= Fernanda Pires da Silva =

Portuguese businesswoman (1926–2020)

Fernanda Ferreira Pires da Silva GOM GCM ComMAI (27 August 1926 – 11 January 2020) was a Portuguese businesswoman. She was President of Grupo Grão-Pará, a conglomerate focusing on construction, real estate, tourism, hotel management, and marble.

==Biography==
Da Silva was born in Lisbon, Portugal.

On 16 November 1972, she was made Commander of the Industrial Class; on 20 February 1989, she was made Grand Officer of the Order of Merit; and on March 11, 2000, she was raised to the Grand Cross of the same Order.

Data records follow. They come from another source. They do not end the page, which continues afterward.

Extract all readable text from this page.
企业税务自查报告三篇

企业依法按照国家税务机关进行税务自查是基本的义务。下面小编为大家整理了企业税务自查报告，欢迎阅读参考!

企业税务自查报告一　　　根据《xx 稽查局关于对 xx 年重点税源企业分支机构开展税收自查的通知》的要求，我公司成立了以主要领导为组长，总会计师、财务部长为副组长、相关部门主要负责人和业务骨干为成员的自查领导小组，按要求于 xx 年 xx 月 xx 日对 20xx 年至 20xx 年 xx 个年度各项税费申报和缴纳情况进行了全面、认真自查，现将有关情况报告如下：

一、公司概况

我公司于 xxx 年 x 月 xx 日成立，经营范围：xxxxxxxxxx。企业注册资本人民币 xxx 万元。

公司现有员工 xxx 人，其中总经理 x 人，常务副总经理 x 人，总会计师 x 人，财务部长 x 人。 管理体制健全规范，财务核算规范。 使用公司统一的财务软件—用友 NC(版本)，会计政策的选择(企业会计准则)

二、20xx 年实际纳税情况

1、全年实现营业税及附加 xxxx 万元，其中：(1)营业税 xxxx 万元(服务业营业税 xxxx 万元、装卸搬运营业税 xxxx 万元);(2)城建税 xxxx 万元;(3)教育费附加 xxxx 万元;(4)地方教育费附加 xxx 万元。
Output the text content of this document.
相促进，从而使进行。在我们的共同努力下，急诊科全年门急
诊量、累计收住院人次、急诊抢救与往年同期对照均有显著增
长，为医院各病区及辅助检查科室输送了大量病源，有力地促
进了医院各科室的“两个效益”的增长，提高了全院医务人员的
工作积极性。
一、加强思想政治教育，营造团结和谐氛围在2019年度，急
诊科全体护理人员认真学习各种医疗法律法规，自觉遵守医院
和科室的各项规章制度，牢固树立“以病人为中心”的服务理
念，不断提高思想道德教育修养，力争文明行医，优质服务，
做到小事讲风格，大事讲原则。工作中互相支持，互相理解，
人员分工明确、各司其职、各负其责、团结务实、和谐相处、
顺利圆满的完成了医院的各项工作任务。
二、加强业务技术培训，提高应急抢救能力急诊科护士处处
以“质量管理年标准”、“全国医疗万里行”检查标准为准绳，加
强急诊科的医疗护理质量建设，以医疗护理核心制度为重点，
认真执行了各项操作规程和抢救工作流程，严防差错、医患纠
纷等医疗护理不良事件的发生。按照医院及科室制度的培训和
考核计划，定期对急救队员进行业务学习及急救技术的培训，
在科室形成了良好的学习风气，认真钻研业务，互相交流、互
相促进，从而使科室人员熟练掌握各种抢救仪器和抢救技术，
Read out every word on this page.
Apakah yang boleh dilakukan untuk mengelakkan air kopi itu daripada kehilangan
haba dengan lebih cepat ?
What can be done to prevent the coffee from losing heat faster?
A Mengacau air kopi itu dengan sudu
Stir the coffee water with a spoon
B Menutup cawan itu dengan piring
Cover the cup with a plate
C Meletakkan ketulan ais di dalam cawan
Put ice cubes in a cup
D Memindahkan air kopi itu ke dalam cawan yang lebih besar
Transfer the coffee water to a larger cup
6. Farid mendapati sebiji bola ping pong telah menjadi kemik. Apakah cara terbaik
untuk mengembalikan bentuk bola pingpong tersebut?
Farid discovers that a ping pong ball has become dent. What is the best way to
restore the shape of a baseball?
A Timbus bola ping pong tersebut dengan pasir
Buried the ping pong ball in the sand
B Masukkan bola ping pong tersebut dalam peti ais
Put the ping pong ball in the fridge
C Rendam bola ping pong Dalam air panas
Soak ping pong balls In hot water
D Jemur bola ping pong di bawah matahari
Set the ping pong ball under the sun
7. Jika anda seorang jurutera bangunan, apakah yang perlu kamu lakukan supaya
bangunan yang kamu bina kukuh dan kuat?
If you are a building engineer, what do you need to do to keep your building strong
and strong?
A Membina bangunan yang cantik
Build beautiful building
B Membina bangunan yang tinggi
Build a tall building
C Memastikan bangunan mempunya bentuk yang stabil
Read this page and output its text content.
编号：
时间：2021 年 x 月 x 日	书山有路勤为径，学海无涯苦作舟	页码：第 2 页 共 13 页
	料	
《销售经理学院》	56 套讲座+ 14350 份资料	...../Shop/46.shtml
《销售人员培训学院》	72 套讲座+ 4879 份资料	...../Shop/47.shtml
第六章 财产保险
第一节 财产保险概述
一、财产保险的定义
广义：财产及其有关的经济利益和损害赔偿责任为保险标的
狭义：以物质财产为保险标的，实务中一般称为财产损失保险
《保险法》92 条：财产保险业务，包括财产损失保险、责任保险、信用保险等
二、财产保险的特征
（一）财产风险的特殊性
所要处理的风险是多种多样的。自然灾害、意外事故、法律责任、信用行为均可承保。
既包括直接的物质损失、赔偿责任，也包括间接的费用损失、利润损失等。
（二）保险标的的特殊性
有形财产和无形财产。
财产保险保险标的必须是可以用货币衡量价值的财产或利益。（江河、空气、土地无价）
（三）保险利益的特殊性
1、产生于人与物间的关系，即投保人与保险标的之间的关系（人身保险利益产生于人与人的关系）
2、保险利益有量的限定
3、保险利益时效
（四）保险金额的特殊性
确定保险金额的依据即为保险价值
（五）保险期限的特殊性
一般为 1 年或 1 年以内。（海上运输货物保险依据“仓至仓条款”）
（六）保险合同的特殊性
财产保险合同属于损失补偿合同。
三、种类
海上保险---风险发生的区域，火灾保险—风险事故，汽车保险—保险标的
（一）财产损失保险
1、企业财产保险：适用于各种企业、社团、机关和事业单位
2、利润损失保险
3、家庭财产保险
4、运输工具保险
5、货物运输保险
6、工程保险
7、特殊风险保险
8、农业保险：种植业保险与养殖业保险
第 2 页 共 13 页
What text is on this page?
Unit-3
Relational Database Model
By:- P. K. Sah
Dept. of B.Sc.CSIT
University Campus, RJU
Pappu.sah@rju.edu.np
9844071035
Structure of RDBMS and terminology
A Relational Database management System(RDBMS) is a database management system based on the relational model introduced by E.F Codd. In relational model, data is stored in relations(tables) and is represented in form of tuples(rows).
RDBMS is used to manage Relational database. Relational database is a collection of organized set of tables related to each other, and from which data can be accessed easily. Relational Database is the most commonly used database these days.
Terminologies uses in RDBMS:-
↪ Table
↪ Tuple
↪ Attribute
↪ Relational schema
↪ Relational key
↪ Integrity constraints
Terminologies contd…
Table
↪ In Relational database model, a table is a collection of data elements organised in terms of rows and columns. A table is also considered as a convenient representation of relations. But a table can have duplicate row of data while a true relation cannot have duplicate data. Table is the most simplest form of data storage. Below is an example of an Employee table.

By her first husband Abel de Moura Pinheiro, she was the mother of the businessman Abel Saturnino da Silva de Moura Pinheiro (25 April 1946), who married Maria João de Lacerda de Barros Caetano de Moura Pinheiro (2 May 1957), and has children.
By her second husband Alberto Teotónio Pereira (6 July 1893 – 23 June 1957), she was the mother of João Paulo Teotónio Pereira (29 July 1948 – 14 September 2001), who married Ana Margarida Buzaglo Zagury Teotónio Pereira (October 4, 1951), and has children.

In recognition of her family's contribution to the building of the Autódromo do Estoril for Portuguese motor sport, the circuit was renamed in her honour. She died in Rio de Janeiro, aged 93.